I have written about Mr. Trump several times in the past. Last August (The Phenomenon that is Trump), I suggested he may be a demagogue. My concerns were that his entreaties were to emotions, not intellect, and that he appealed to those who preferred to be led rather than guided. I believe I was wrong. A demagogue suggests an ideology, an individual with a messianic belief that they are ordained to lead us. But Trump is more of a wrecking ball. He wants to tear down what does not work, then replace what has been razed with more workable alternatives. We do have a bloated government. It is comprised of cronies. It needs reorganization. Government has become “the arbitrary obstacle” Milton Friedman warned about, which blocks people from realizing their ambitions. As we know from the Clinton Foundation and the Panama Papers, government works for those on the inside. Never has it been so easy for politicians to become rich. But the system has not worked for the people. A recent Pew Research Center poll found that median U.S. household incomes, adjusted for the cost of living, fell in 190 of 229 metro areas between 1999 and 2014. It has been that failure which has fueled the campaigns of Bernie Sanders and Donald trump. As well, policies of the Obama Administration have encouraged the fascist-like stance of “political correctness,” which has stifled dissent and suppressed free speech. To elect Mrs. Clinton will further erode personal liberties.

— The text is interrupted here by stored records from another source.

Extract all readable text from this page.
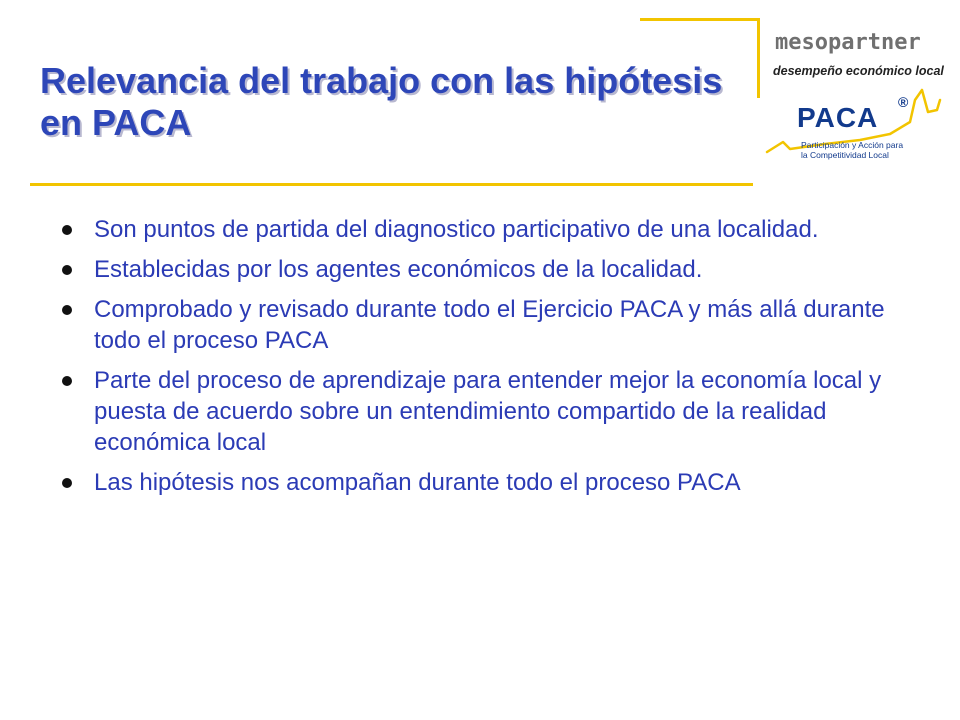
Relevancia del trabajo con las hipótesis en PACA
mesopartner
desempeño económico local
PACA ®
Participación y Acción para
la Competitividad Local
Son puntos de partida del diagnostico participativo de una localidad.
Establecidas por los agentes económicos de la localidad.
Comprobado y revisado durante todo el Ejercicio PACA y más allá durante todo el proceso PACA
Parte del proceso de aprendizaje para entender mejor la economía local y puesta de acuerdo sobre un entendimiento compartido de la realidad económica local
Las hipótesis nos acompañan durante todo el proceso PACA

There are a number of conservatives whom I respect that cannot bring themselves to support Mr. Trump. I appreciate their views. He is vulgar and insulting. He does not reflect my values. We could never be friends. But his opponent’s hypocrisy is worse. Like so many on the left, she preaches equality but practices the cronyism (and the inequality that comes with it) she claims to abhor. Mr. Trump may not be the ideal candidate, but he is the people’s choice, and the alternative is worse.
Maintaining the current path only deepens divisions and widens the gaps between the governed and the governors. It is not only world peace and the economy that are at stake, it is the fundamental principles of freedom and democracy that are at risk. Should we forsake our past and allow multiculturalism be our moral guiding star? Lagging economic growth, with non-discretionary items rising as a percent of the federal budget, means we are headed for a difficult place. The longer we delay needed corrections the more damaging will be their consequences. I would prefer that options were different, but if the choice is Mrs. Clinton or Mr. Trump, I will hold my nose, hope for the best and pull the lever for Mr. Trump.